Worka

Worka is a security-first orchestration system for AI agents.

The point of Worka is not that one agent can write GitHub issues, summarize Slack threads, or call a tool. Those are examples of work units. The real value is the control plane around them: Worka turns a user request into a governed, observable, policy-gated workflow where agents run as short-lived containers, every important state transition is recorded, and privileged side effects pass through a central Gateway / Policy Layer.

Watch the Worka demo

What Worka Is

Worka is a workflow for agent orchestration:

A user request enters through Slack.
The request is converted into durable run state.
A planning agent proposes a structured plan.
The Gateway / Policy Layer validates and stores the plan.
Step-scoped agents run in isolated containers.
Tool access is mediated through policy-gated Gateway routes.
Results, gates, failures, and audit events are recorded in Supabase.
Memory and eval layers feed improvement without becoming hidden authority.
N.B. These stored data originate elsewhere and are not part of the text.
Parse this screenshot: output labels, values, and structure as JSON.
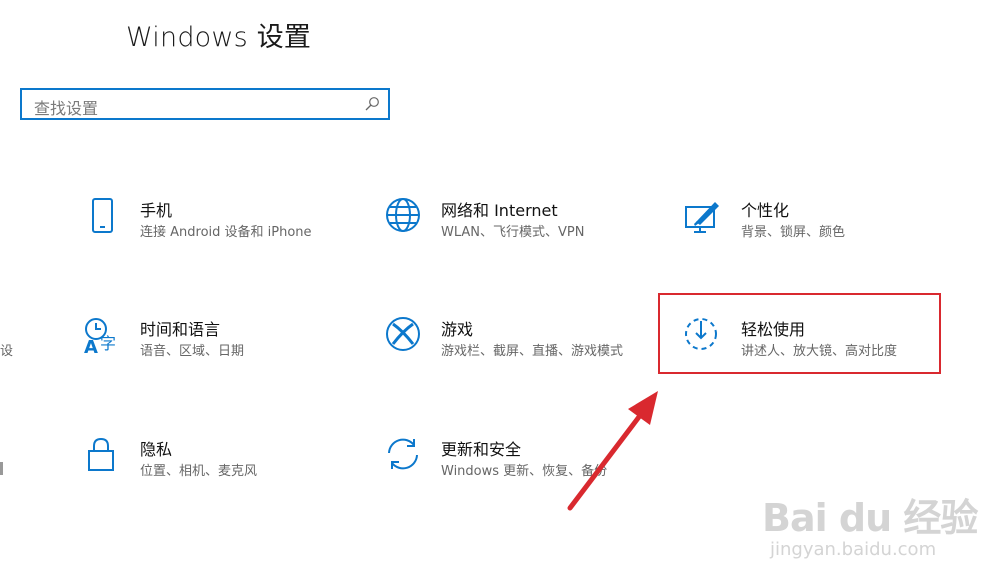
{
  "window": {
    "title": "Windows 设置"
  },
  "search": {
    "placeholder": "查找设置"
  },
  "tiles": [
    {
      "name": "手机",
      "desc": "连接 Android 设备和 iPhone",
      "icon": "phone-icon"
    },
    {
      "name": "网络和 Internet",
      "desc": "WLAN、飞行模式、VPN",
      "icon": "globe-icon"
    },
    {
      "name": "个性化",
      "desc": "背景、锁屏、颜色",
      "icon": "personalization-icon"
    },
    {
      "name": "时间和语言",
      "desc": "语音、区域、日期",
      "icon": "time-language-icon"
    },
    {
      "name": "游戏",
      "desc": "游戏栏、截屏、直播、游戏模式",
      "icon": "xbox-icon"
    },
    {
      "name": "轻松使用",
      "desc": "讲述人、放大镜、高对比度",
      "icon": "ease-of-access-icon"
    },
    {
      "name": "隐私",
      "desc": "位置、相机、麦克风",
      "icon": "lock-icon"
    },
    {
      "name": "更新和安全",
      "desc": "Windows 更新、恢复、备份",
      "icon": "update-icon"
    }
  ],
  "left_cut_text": "设",
  "watermark": {
    "brand": "Bai du 经验",
    "url": "jingyan.baidu.com"
  },
  "colors": {
    "accent": "#0c78cc",
    "highlight": "#d9292f"
  }
}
The architecture is designed so agents can become more capable without becoming more trusted.

High-Level Architecture

flowchart LR
  User["User"]
  Slack["Slack ingress"]
  Gateway["Gateway / Policy Layer"]
  Job["K8s agent job container"]
  Return[" "]

  User -->|"input"| Slack
  Slack -->|"new run + context envelope"| Gateway
  Gateway -->|"approved work"| Job
  Job -->|"agent output"| Gateway
  Gateway --> Return
  Return -->|"cleaned, validated output"| User

  style Return fill:transparent,stroke:transparent,color:transparent;

Security-First Design

Worka keeps authority centralized and execution isolated. The most important rule is that agents are workers, not trusted decision makers. They can propose work, request tools, and return structured outputs, but they do not decide what is allowed, where data is written, or which external side effects happen.

The Gateway / Policy Layer is the trusted control plane. It validates JWTs, checks policy, owns state transitions, dispatches containers, mediates tool calls, posts Slack messages, logs policy decisions, and records failures. Every agent request that matters goes through Gateway.

Agents never touch the policy file or their permission model. policyMiddleware loads the Gateway-owned policy manifest, checks the authenticated caller against agent_permissions, verifies skill allowlists when a tool route is involved, and writes allow/deny decisions to gates. Agents cannot grant themselves tools, widen their scope, change policy, or bypass Gateway by claiming a different identity in a request body.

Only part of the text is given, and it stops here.